In a speech delivered to the Japanese Business Federation Keidanren and the Japanese Chamber of Commerce and Industry, Yingluck urged investors to consider investing in infrastructure in the Mekong basin.
Yingluck is in Japan for the Japan-Mekong Summit, which began on Thursday and will wrap up today. The summit is being held to discuss Japan-initiated development schemes for countries in the Mekong basin.
The premier praised the Japan-Mekong cooperation, saying the new master plan to be endorsed today would benefit people in the Mekong basin and urged the private sector to invest in the scheme.
She added that Japanese investors would play a crucial role in the development of the Mekong basin as well as the region’s relations with Japan.

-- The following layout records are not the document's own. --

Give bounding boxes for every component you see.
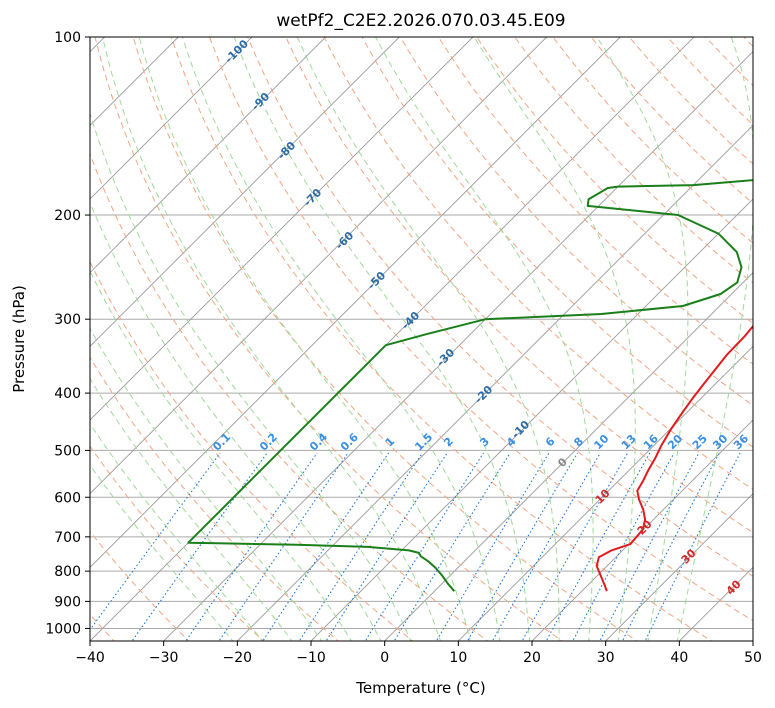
moist-adiabat [90, 201, 382, 641]
isotherm-line [384, 272, 753, 641]
x-tick-label: 20 [523, 650, 541, 666]
y-tick-label: 1000 [45, 621, 81, 637]
dry-adiabat [90, 260, 414, 641]
isotherm-line [90, 37, 474, 421]
moist-adiabat [90, 270, 352, 641]
y-tick-label: 900 [54, 594, 81, 610]
y-tick-label: 400 [54, 386, 81, 402]
isotherm-line [90, 37, 621, 568]
plot-frame [89, 36, 754, 642]
moist-adiabat [101, 37, 441, 641]
x-tick-label: 10 [449, 650, 467, 666]
isotherm-line [90, 37, 548, 495]
mixing-ratio-line [90, 452, 221, 631]
temperature-profile [595, 324, 753, 592]
moist-adiabat [676, 37, 753, 641]
x-tick-label: −30 [149, 650, 179, 666]
mixing-ratio-line [545, 452, 651, 641]
moist-adiabat [90, 464, 234, 641]
x-tick-label: −20 [223, 650, 253, 666]
moist-adiabat [374, 37, 594, 641]
moist-adiabat [473, 37, 636, 641]
chart-title: wetPf2_C2E2.2026.070.03.45.E09 [276, 11, 565, 31]
x-tick-label: −10 [296, 650, 326, 666]
dry-adiabat [208, 37, 753, 622]
mixing-ratio-line [572, 452, 675, 641]
mixing-ratio-line [185, 452, 318, 641]
mixing-ratio-line [325, 452, 448, 641]
y-tick-label: 600 [54, 490, 81, 506]
y-tick-label: 500 [54, 443, 81, 459]
x-tick-label: 0 [380, 650, 389, 666]
mixing-ratio-line [644, 452, 741, 641]
moist-adiabat [90, 112, 412, 641]
y-tick-label: 100 [54, 30, 81, 46]
isotherm-line [310, 198, 753, 641]
mixing-ratio-line [218, 452, 349, 641]
y-tick-label: 300 [54, 312, 81, 328]
y-tick-label: 200 [54, 208, 81, 224]
moist-adiabat [233, 37, 530, 641]
isotherm-line [236, 124, 753, 641]
x-tick-label: 30 [597, 650, 615, 666]
x-tick-label: −40 [75, 650, 105, 666]
mixing-ratio-line [621, 452, 720, 641]
y-tick-label: 700 [54, 530, 81, 546]
moist-adiabat [90, 327, 323, 641]
x-tick-label: 40 [670, 650, 688, 666]
moist-adiabat [181, 37, 501, 641]
mixing-ratio-line [298, 452, 423, 641]
moist-adiabat [596, 37, 689, 641]
isotherm-line [90, 37, 400, 347]
isotherm-line [163, 51, 753, 641]
dewpoint-profile [187, 179, 753, 592]
x-axis-title: Temperature (°C) [355, 679, 485, 697]
isotherm-line [90, 37, 253, 200]
x-tick-label: 50 [744, 650, 762, 666]
axis-ticks: −40 −30 −20 −10 0 10 20 30 40 50 100 200 300 400 500 60… [45, 30, 762, 666]
moist-adiabat [296, 37, 560, 641]
mixing-ratio-line [393, 452, 511, 641]
mixing-ratio-line [521, 452, 629, 641]
plot-area [90, 37, 753, 641]
dry-adiabat [90, 445, 265, 641]
mixing-ratio-line [262, 452, 390, 641]
dry-adiabat [90, 152, 489, 641]
moist-adiabat [90, 422, 264, 641]
y-tick-label: 800 [54, 564, 81, 580]
isotherm-line [457, 345, 753, 641]
isotherm-line [90, 37, 327, 274]
dry-adiabat [132, 37, 638, 641]
y-axis-title: Pressure (hPa) [10, 285, 28, 393]
moist-adiabat [90, 377, 293, 641]
isotherm-line [605, 493, 753, 641]
dry-adiabat [94, 37, 564, 641]
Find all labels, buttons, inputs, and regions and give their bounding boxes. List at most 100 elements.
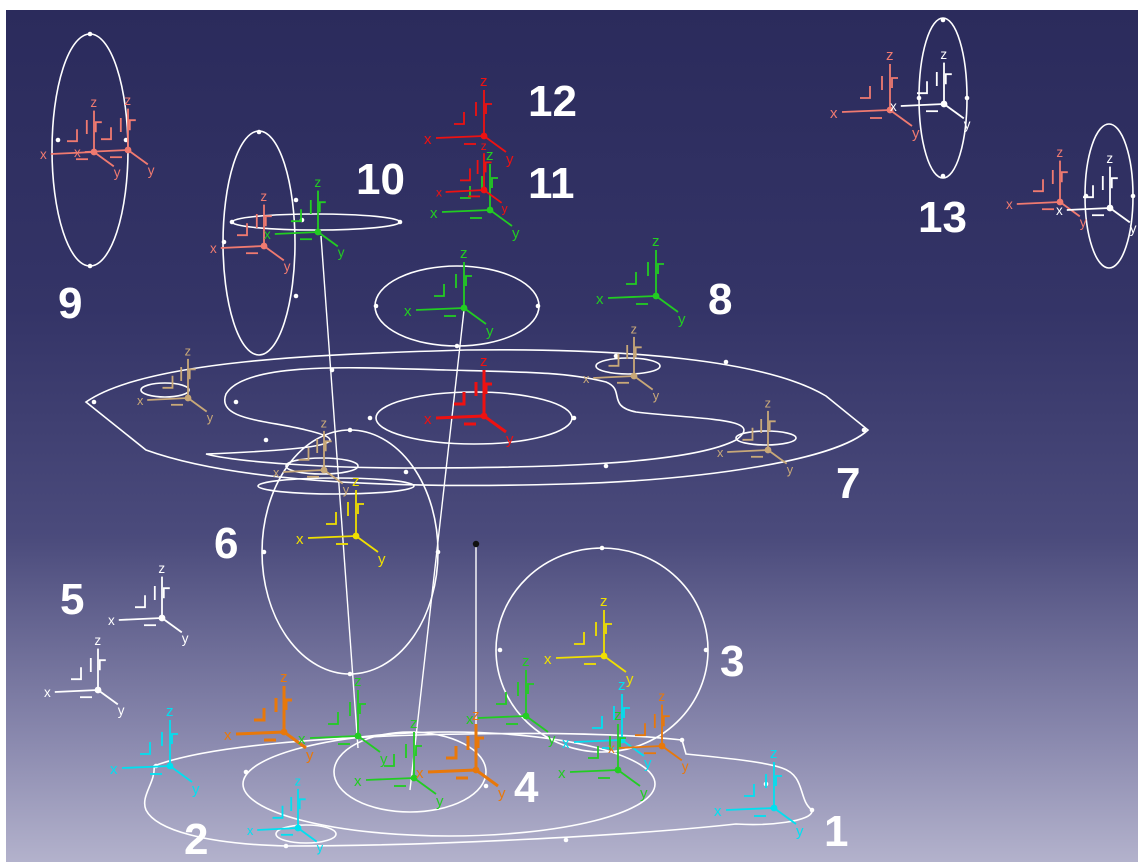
svg-text:y: y bbox=[653, 388, 660, 403]
label-6: 6 bbox=[214, 519, 239, 568]
svg-text:x: x bbox=[264, 227, 271, 242]
small-ellipse-7-right bbox=[595, 357, 661, 375]
point-31 bbox=[347, 427, 353, 433]
svg-text:z: z bbox=[940, 47, 947, 62]
svg-text:x: x bbox=[466, 711, 474, 728]
svg-text:x: x bbox=[110, 761, 118, 778]
svg-text:z: z bbox=[522, 653, 530, 670]
svg-text:x: x bbox=[830, 105, 838, 122]
triad-1-cyan-a: z x y bbox=[562, 677, 652, 772]
svg-text:z: z bbox=[658, 689, 665, 704]
triad-7-tan-far: z x y bbox=[717, 396, 794, 477]
point-22 bbox=[861, 427, 867, 433]
circle-13-left bbox=[918, 17, 968, 179]
circle-8 bbox=[374, 265, 540, 347]
svg-text:z: z bbox=[410, 715, 418, 732]
svg-text:x: x bbox=[247, 823, 254, 838]
svg-text:x: x bbox=[44, 685, 51, 700]
svg-text:z: z bbox=[94, 633, 101, 648]
point-33 bbox=[497, 647, 503, 653]
svg-text:y: y bbox=[796, 823, 804, 840]
point-43 bbox=[483, 783, 489, 789]
svg-text:x: x bbox=[1056, 203, 1063, 218]
point-11 bbox=[940, 17, 946, 23]
svg-text:y: y bbox=[506, 431, 514, 448]
svg-text:z: z bbox=[90, 95, 97, 110]
point-14 bbox=[1130, 193, 1136, 199]
svg-text:z: z bbox=[480, 353, 488, 370]
triad-1-green-a: zxy bbox=[466, 653, 556, 748]
svg-text:y: y bbox=[506, 151, 514, 168]
triad-13-white-b: z x y bbox=[1056, 151, 1137, 236]
svg-text:z: z bbox=[354, 673, 362, 690]
point-27 bbox=[367, 415, 373, 421]
triad-6-yellow: z x y bbox=[296, 473, 386, 568]
label-10: 10 bbox=[356, 155, 405, 204]
svg-text:y: y bbox=[1080, 215, 1087, 230]
stem-top-point bbox=[472, 540, 480, 548]
triad-12: z x y bbox=[424, 73, 514, 168]
svg-text:z: z bbox=[460, 245, 468, 262]
triad-4-orange-a: zxy bbox=[224, 669, 314, 764]
point-15 bbox=[373, 303, 379, 309]
point-29 bbox=[261, 549, 267, 555]
svg-text:z: z bbox=[185, 344, 191, 359]
svg-text:x: x bbox=[424, 131, 432, 148]
svg-text:z: z bbox=[124, 93, 131, 108]
point-19 bbox=[329, 367, 335, 373]
triad-1-green-b: z x y bbox=[558, 707, 648, 802]
svg-text:x: x bbox=[562, 735, 570, 752]
triad-1-orange: z x y bbox=[608, 689, 689, 774]
triad-9-a: z x y bbox=[40, 95, 121, 180]
svg-text:z: z bbox=[166, 703, 174, 720]
svg-text:z: z bbox=[352, 473, 360, 490]
svg-text:x: x bbox=[544, 651, 552, 668]
svg-text:y: y bbox=[486, 323, 494, 340]
point-1 bbox=[55, 137, 61, 143]
svg-text:x: x bbox=[424, 411, 432, 428]
svg-text:x: x bbox=[714, 803, 722, 820]
triad-4-green-b: z x y bbox=[354, 715, 444, 810]
triad-8-center: z x y bbox=[404, 245, 494, 340]
label-3: 3 bbox=[720, 637, 745, 686]
point-20 bbox=[613, 353, 619, 359]
svg-text:x: x bbox=[273, 465, 280, 480]
label-12: 12 bbox=[528, 77, 577, 126]
triad-11-red: z x y bbox=[436, 139, 508, 215]
flat-ellipse-6 bbox=[257, 477, 415, 495]
point-17 bbox=[454, 343, 460, 349]
point-32 bbox=[347, 671, 353, 677]
triad-10-green: z x y bbox=[264, 175, 345, 260]
svg-text:z: z bbox=[260, 189, 267, 204]
svg-text:y: y bbox=[380, 751, 388, 768]
point-24 bbox=[403, 469, 409, 475]
svg-text:z: z bbox=[480, 73, 488, 90]
svg-text:y: y bbox=[644, 755, 652, 772]
svg-text:x: x bbox=[296, 531, 304, 548]
svg-text:x: x bbox=[354, 773, 362, 790]
small-ellipse-7-far-right bbox=[735, 430, 797, 446]
svg-text:z: z bbox=[158, 561, 165, 576]
svg-text:z: z bbox=[280, 669, 288, 686]
svg-text:y: y bbox=[284, 259, 291, 274]
svg-text:z: z bbox=[472, 707, 480, 724]
svg-text:x: x bbox=[298, 731, 306, 748]
point-4 bbox=[87, 263, 93, 269]
svg-text:y: y bbox=[498, 785, 506, 802]
svg-text:y: y bbox=[912, 125, 920, 142]
svg-text:y: y bbox=[678, 311, 686, 328]
svg-text:y: y bbox=[338, 245, 345, 260]
svg-text:x: x bbox=[430, 205, 438, 222]
point-18 bbox=[91, 399, 97, 405]
point-28 bbox=[571, 415, 577, 421]
svg-text:y: y bbox=[182, 631, 189, 646]
small-ellipse-2 bbox=[275, 824, 337, 844]
label-8: 8 bbox=[708, 275, 733, 324]
svg-text:y: y bbox=[207, 410, 214, 425]
label-2: 2 bbox=[184, 815, 209, 862]
svg-text:x: x bbox=[1006, 197, 1013, 212]
svg-text:y: y bbox=[317, 840, 324, 855]
svg-text:z: z bbox=[600, 593, 608, 610]
svg-text:z: z bbox=[631, 322, 637, 337]
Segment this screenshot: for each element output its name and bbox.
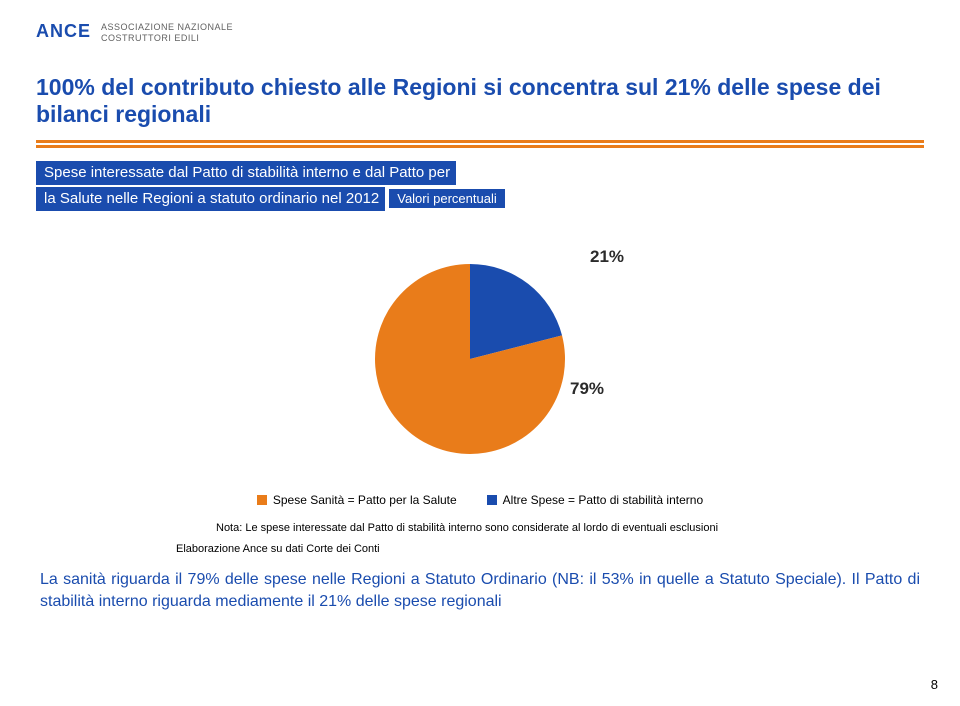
body-text: La sanità riguarda il 79% delle spese ne… [36, 569, 924, 612]
slide-page: ANCE ASSOCIAZIONE NAZIONALE COSTRUTTORI … [0, 0, 960, 706]
pie-svg [370, 259, 570, 459]
legend-swatch [257, 495, 267, 505]
legend-item: Spese Sanità = Patto per la Salute [257, 493, 457, 507]
page-number: 8 [931, 677, 938, 692]
legend-label: Spese Sanità = Patto per la Salute [273, 493, 457, 507]
header: ANCE ASSOCIAZIONE NAZIONALE COSTRUTTORI … [36, 16, 924, 58]
chart-legend: Spese Sanità = Patto per la Salute Altre … [36, 493, 924, 507]
logo-line1: ASSOCIAZIONE NAZIONALE [101, 22, 233, 33]
page-title: 100% del contributo chiesto alle Regioni… [36, 74, 924, 128]
logo-line2: COSTRUTTORI EDILI [101, 33, 233, 44]
valori-badge: Valori percentuali [389, 189, 504, 208]
legend-item: Altre Spese = Patto di stabilità interno [487, 493, 703, 507]
logo-mark: ANCE [36, 16, 91, 40]
pie-label: 21% [590, 247, 624, 267]
subtitle: Spese interessate dal Patto di stabilità… [36, 161, 924, 213]
pie-label: 79% [570, 379, 604, 399]
chart-area: 21% 79% [36, 249, 924, 469]
title-block: 100% del contributo chiesto alle Regioni… [36, 74, 924, 143]
legend-swatch [487, 495, 497, 505]
subtitle-line1: Spese interessate dal Patto di stabilità… [36, 161, 456, 185]
subtitle-line2: la Salute nelle Regioni a statuto ordina… [36, 187, 385, 211]
chart-note: Nota: Le spese interessate dal Patto di … [36, 521, 924, 535]
elaboration-source: Elaborazione Ance su dati Corte dei Cont… [36, 543, 924, 555]
logo-text: ASSOCIAZIONE NAZIONALE COSTRUTTORI EDILI [101, 16, 233, 45]
pie-chart: 21%79% [370, 249, 590, 469]
legend-label: Altre Spese = Patto di stabilità interno [503, 493, 703, 507]
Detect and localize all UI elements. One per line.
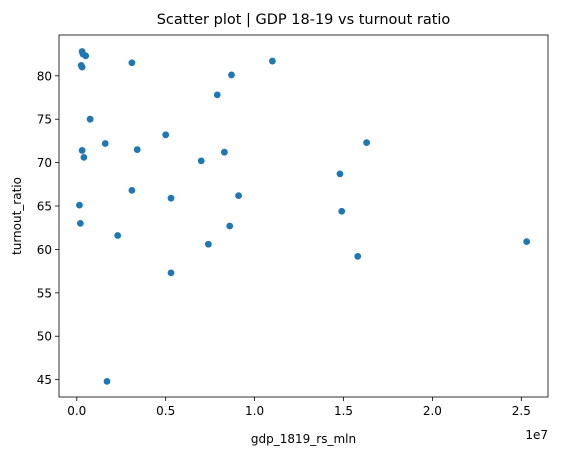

Yingluck explained that several plans were underway to fix the damages sustained by last year’s flood crisis and thanked the Japanese private sector for helping her government restore and rehabilitate the country quickly.
After her luncheon speech, Yingluck accompanied other leaders from Mekong countries, including Cambodian Prime Minister Hun Sen, Lao premier Thongsing Tham-mavong, Myanmar President Thein Sein and Vietnamese premier Nguyen Tan Dung to an audience with Japanese Emperor Akihito yesterday.
This was the fourth Japan-Mekong Summit held in Tokyo to discuss cooperation in the development of the Mekong region. During the latest summit, the leaders are scheduled to issue a “Tokyo Strategy 2012 for Mekong-Japan Cooperation” as well as adopt concrete actions and measures over the next three years.
The previous three-year action plan was adopted in the first summit in 2009, when Japan pledged 500 billion yen (Bt189 billion) in official aid to Mekong nations from the fiscal year of 2010 with a 63-point action plan.
The new action plan would be in the context of regional integration as Asean forms an economic community by 2015.